Effect of VKORC1, CYP2C9, CYP4F2, and GGCX Gene Polymorphisms on Warfarin Dose in Japanese Pediatric Patients
概要
序論
ワルファリンは血栓症の治療や予防における重要な抗凝固薬剤である. その薬効発現は主に血液検査の prothrombin time-International Normalized Ratio(PT—INR)の値を指標にしている.その値をみながら投与量を調整するが,投与量には個人差が存在する.成人領域ではワルファリンの投与量には cytochrome P450—2C9 (CYP2C9) や vitamin K–epoxide reductase complex 1(VKORC1) といった,ワルファリン感受性関連遺伝子多型が影響すると報告されている.(Klein et al.,2009) (Johnson et al.,2017) しかしながら,小児領域においては成人と比べてワルファリン投与量と遺伝子多型の検討に関する報告は少ない. (Nguyen et al.,2013) (Nowak et al.,2010)
本研究の目的は日本人小児におけるワルファリン投与量に遺伝子多型がどの程度.寄与しているかについて調べることとした.
方法
横浜市立大学附属病院で血栓治療及び血栓予防の目的でワルファリンを内服している患者45名を対象とした.ワルファリンの代謝酵素の遺伝子として,cytochrome P450—2C9 (CYP2C9) ,vitamin K–epoxide reductase complex (VKORC1),Cytochrome P450 Family 4 Subfamily F Member 2 (CYP4F2)と,γ- glutamyl carboxylase (GGCX) の遺伝子多型をTaqman probeを用いて解析した。臨床情報は、診療録より後方視的に収集した.
ワルファリン投与量と遺伝子多型は関連のあるt検定を用いて,比較検討した.回帰分析を用いて,ワルファリン投与量と各臨床データが関連するかを解析した.最終的にワルファリン投与量と有意に関連のあった遺伝子多型と,臨床データを用いて,ワルファリン投与量の予測式を作成した.
出血とPT—INRの過延長のリスクを評価するために,遺伝子多型及び,臨床データを共変数とし,出血及びPT—INRの過延長の有無をそれぞれアウトカムとしてロジスティック回帰分析にて多変量解析を行った.統計学的解析は,SPSS software version 19 (SPSS Inc,Chicago,IL,USA) を使用し解析を行った.

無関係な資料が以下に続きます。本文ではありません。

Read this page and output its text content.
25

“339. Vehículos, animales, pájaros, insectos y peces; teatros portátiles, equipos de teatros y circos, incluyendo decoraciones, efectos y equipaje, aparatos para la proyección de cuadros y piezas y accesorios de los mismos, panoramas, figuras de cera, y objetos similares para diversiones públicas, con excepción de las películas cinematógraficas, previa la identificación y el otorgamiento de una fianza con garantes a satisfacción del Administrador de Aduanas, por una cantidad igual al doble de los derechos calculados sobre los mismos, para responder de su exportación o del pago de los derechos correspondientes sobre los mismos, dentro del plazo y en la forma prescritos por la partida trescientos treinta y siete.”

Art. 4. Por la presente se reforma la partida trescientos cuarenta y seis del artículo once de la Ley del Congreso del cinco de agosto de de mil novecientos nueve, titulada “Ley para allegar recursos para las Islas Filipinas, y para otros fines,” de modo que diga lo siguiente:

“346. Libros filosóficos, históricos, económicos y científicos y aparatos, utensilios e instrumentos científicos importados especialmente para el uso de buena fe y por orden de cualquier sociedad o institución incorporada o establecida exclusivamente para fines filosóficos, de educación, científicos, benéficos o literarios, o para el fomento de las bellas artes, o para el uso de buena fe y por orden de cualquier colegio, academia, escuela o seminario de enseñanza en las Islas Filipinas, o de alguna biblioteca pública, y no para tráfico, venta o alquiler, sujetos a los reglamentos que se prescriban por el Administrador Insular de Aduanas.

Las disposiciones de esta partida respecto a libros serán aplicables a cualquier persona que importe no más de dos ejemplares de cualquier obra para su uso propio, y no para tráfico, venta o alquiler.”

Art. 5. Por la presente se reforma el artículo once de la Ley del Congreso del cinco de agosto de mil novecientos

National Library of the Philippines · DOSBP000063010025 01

本研究は横浜市立大学病院の倫理審査委員会の承認を得た.(承認番号 A140724007 2014年8月4日).
結果
VKORC1 rs9923231 TT 遺伝子型が有 TC 遺伝子多型に比べて有意にワルファリンの投与量が少なかった (p = 0.01).また,それぞれの遺伝子多型と,性別,年齢,体重,身 長,目標PT—INR値.適応疾患等の臨床データを説明変数として,ワルファリン投与量との関連を,多変量解析を行ったところVKORC1 遺伝子多型と身長でワルファリン投与量の 78.2%が説明可能という結果であった.遺伝子多型のみでは,VKORC1 遺伝子多型は27%が説明可能という結果であった.一方,CYP4F2 rs2108622,GGCX rs699664は投与量には関与しないという結果であった.また,CYP2C9の遺伝子の変異がなく今回の研究では評価出来なかった.
作成した予測式と各患者の実際のワルファリンの投与量との差が±1mg /dayであった患者は全体の89%の結果だった.

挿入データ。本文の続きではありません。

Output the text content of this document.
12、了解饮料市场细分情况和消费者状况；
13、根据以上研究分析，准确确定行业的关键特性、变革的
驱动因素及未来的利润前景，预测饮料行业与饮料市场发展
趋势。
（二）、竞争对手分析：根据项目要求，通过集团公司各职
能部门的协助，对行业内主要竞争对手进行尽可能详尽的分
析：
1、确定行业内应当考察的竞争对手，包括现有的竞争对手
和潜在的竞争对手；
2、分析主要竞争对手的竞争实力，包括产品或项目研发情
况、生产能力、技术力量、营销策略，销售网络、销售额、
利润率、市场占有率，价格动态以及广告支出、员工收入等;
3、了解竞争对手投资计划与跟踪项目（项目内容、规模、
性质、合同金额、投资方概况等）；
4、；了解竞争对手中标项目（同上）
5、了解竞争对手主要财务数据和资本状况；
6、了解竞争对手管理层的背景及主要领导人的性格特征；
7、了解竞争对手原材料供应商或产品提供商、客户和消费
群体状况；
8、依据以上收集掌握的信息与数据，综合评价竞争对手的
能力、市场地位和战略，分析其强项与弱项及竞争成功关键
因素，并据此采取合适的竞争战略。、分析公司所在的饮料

出血の副作用に関しては45人の患者のうち14人の患者で認めた.多変量解析の結果,遺伝子多型と出血の関連は認めず,目標のPT—INRが2.0 - 2.5の群は1.5 - 2.0の群に比較し有意に出血のリスクを認めた.PT—INR過延長に関してはどの説明変数でも有意差は認めなかった.
考察
多数の検討ではないものの,日本人の小児において,VKORC1の遺伝子多型がワルファリン投与量に最も重要な遺伝子であることが分かった.成人での研究や,海外で報告されている小児の予測式では重要な遺伝子はVKORC1の他にCYP2C9や,CYP4F2であることより,年齢層や人種によって重要となる遺伝子は異なるため,日本人小児に適した予測式が必要であることが分かった.